En 1978, cuando Roberto fue, por primera vez, y casi de mala gana, a Nueva York, en el periódico Diamante II leyó su nombre entre los «hombres de teatro italianos» invitados a un congreso y fue a buscarlo al hotel. Comoquiera que por entonces yo no sabía quién era ese Diamante homónimo nuestro que vivía en Nueva York, no me preocupé de preguntarle a Roberto si tuvo tiempo para encontrar a su «hermano» —su gemelo o el hombre que él no fue. Podía reparar mi error sólo de una forma. Cuando regresé a Nueva York, en 2000, busqué en la guía telefónica. Estaba Daniel, Diana, Donato —la habitual abundancia plebeya de Mazzucco. Sin embargo, no estaba Diamante. Esa primavera tendría ochenta años. Me lo imaginé sereno, feliz —en alguna casa suburbana de Nueva Jersey, con garaje y césped a la inglesa. No me equivocaba. Hace poco tiempo descubrí que vivía efectivamente en Nueva Jersey, en Clarksburg, Monmouth. Pero no hubiera podido encontrarlo. Diamante II murió en octubre de 1996. Estoy segura de que nunca se arrepintió de no haber vendido televisores.

De sus cartas, apasionadamente burocráticas, pragmáticamente triunfantes, ingenuamente optimistas, se me ha quedado grabada en la mente una frase con la que incluye a mi padre en el sueño americano.
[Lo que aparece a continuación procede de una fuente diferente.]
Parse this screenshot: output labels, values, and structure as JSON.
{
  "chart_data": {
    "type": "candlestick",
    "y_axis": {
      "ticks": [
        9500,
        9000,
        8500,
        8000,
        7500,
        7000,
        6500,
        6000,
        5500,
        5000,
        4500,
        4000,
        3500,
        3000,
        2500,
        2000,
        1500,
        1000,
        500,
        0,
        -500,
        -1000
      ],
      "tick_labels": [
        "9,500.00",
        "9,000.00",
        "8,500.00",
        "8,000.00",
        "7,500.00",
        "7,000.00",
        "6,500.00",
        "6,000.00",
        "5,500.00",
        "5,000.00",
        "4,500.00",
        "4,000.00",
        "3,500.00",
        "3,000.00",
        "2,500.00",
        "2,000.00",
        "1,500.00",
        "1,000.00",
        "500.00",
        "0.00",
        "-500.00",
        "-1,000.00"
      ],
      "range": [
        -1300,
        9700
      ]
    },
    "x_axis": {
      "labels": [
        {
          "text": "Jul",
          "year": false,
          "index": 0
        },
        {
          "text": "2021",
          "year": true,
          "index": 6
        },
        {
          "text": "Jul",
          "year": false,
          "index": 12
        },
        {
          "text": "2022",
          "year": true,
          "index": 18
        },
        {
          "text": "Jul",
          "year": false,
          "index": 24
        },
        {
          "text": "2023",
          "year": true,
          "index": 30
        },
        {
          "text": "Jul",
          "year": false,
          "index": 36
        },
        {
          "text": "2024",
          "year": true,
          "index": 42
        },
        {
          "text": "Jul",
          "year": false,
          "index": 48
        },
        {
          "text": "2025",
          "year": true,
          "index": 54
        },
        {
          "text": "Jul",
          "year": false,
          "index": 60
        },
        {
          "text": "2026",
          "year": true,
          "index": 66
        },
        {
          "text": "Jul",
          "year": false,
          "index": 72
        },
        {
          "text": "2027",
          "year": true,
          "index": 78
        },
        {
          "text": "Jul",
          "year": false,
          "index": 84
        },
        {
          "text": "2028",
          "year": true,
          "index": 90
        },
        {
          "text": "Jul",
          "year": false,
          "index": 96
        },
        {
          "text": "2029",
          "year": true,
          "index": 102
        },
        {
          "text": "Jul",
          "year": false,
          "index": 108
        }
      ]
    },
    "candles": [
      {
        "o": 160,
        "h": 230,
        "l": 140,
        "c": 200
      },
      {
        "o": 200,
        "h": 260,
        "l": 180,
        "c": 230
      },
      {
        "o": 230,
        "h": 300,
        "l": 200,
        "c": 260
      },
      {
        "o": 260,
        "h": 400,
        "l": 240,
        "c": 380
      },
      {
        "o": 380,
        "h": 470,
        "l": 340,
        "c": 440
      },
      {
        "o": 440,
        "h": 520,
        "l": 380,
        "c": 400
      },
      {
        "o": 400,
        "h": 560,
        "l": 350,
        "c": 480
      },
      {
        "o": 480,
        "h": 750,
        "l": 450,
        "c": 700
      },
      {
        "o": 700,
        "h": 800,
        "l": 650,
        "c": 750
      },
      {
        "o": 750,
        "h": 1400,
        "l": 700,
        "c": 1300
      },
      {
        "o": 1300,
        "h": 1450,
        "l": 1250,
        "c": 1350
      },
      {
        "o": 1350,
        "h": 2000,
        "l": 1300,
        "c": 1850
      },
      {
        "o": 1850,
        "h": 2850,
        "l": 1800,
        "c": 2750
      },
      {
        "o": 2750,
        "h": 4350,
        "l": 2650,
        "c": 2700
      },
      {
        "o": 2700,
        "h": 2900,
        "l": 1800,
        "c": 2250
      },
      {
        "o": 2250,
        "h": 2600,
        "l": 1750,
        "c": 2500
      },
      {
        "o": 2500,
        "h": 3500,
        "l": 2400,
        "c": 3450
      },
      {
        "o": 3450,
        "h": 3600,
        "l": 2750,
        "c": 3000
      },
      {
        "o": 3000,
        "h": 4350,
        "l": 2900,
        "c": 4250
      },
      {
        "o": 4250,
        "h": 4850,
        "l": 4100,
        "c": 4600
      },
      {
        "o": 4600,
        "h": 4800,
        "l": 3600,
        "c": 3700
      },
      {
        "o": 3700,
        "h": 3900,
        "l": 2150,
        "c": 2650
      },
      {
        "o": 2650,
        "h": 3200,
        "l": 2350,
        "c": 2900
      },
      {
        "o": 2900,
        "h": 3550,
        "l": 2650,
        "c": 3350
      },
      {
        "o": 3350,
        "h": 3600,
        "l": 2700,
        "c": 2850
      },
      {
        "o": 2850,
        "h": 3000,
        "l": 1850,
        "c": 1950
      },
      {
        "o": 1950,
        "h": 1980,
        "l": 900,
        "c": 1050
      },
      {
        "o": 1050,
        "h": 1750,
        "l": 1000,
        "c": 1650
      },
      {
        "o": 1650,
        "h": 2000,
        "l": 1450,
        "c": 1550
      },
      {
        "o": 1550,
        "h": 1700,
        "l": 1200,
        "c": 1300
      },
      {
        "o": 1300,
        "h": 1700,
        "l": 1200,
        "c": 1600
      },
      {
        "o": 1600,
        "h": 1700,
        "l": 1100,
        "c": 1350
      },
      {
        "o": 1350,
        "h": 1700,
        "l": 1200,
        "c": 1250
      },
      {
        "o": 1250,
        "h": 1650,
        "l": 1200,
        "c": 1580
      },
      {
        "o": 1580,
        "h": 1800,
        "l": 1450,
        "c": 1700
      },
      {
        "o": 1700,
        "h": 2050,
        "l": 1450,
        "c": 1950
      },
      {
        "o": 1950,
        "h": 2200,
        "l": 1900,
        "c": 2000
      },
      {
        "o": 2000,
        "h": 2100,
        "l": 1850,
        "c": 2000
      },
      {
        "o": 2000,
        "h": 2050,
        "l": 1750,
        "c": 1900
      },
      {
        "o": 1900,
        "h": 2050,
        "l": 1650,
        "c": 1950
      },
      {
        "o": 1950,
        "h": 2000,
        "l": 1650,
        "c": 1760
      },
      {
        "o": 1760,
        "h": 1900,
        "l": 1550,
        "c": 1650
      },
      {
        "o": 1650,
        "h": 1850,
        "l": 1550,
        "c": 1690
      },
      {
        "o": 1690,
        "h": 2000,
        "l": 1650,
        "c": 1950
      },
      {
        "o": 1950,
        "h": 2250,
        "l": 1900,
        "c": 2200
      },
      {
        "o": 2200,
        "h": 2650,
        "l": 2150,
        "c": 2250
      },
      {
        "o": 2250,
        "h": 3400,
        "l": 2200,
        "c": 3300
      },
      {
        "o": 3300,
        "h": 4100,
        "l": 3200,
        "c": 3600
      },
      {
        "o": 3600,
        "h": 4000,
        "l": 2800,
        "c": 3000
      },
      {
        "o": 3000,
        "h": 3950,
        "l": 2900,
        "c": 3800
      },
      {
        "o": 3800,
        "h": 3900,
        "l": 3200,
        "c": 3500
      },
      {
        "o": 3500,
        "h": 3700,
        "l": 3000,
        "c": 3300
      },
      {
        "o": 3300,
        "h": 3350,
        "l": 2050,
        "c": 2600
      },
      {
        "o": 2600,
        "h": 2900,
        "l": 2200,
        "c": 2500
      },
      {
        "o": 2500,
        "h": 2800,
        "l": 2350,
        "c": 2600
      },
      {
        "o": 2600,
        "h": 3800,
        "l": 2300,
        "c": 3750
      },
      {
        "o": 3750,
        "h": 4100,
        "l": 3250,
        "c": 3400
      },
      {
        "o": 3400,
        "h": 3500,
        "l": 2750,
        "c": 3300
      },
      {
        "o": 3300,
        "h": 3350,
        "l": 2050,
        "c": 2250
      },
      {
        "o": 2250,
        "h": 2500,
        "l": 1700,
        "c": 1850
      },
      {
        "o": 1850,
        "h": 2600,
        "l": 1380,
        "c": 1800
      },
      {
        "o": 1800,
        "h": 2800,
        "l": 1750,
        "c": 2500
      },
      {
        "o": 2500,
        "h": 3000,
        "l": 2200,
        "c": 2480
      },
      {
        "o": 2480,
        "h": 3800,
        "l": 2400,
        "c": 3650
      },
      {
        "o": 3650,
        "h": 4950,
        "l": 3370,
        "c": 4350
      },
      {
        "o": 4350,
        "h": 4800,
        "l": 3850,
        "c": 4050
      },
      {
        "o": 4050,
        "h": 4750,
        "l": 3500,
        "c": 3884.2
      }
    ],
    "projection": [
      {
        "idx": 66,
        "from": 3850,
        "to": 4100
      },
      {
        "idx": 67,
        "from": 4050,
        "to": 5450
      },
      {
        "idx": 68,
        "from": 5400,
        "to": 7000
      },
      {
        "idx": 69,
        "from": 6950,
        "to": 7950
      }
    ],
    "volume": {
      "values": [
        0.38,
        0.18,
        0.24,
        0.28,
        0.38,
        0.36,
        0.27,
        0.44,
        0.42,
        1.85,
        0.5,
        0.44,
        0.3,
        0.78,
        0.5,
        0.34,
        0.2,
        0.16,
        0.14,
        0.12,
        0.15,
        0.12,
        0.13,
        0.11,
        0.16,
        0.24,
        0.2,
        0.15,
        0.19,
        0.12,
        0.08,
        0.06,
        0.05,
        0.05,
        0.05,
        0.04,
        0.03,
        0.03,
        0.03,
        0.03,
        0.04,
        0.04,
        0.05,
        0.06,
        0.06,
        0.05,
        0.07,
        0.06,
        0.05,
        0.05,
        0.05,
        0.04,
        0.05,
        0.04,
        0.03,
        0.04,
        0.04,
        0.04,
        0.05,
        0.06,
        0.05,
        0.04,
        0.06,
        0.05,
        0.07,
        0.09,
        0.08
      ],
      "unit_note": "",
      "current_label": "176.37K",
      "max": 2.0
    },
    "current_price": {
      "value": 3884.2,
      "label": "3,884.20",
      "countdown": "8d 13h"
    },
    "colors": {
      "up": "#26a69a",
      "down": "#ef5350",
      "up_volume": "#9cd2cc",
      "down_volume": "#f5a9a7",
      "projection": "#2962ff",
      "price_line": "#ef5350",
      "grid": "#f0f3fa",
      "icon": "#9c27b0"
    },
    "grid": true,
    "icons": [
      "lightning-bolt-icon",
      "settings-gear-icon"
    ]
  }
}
Era ésta, me imagino, la lección que me habría transmitido. «Creo», afirma Dy, «que nosotros dos nos embarcamos en una empresa que dará mucho provecho, siempre con la ayuda de Dios y con LAS FUERZAS Y ENERGÍAS PROPIAS. Porque quien algo quiere, lo busca.»

Con esta frase en la mente, hojeo de nuevo la correspondencia. 1948.1949.1950. Roberto quiere devolver las maquinillas de baquelita a la madre de Dy. ¿Qué significa? ¿Dónde está, ese verano de 1950, Vita? Y entonces mi mirada se posa sobre la apostilla del 30 de mayo. Esas palabras —pocas, pero íntimas y afectuosas— son la señal que buscaba. Sabía que Vita mantendría su promesa. Como quería, había seguido buscando. Treinta y ocho años después de haberse despedido pensando que se verían al cabo de treinta y seis meses, Vita ha atravesado el océano y ha venido hasta casa de Diamante. Escribe Roberto: «Tu madre ha estado con nosotros sólo un día, pero deseamos que vuelva pronto de Tufo y esté en Roma una temporada».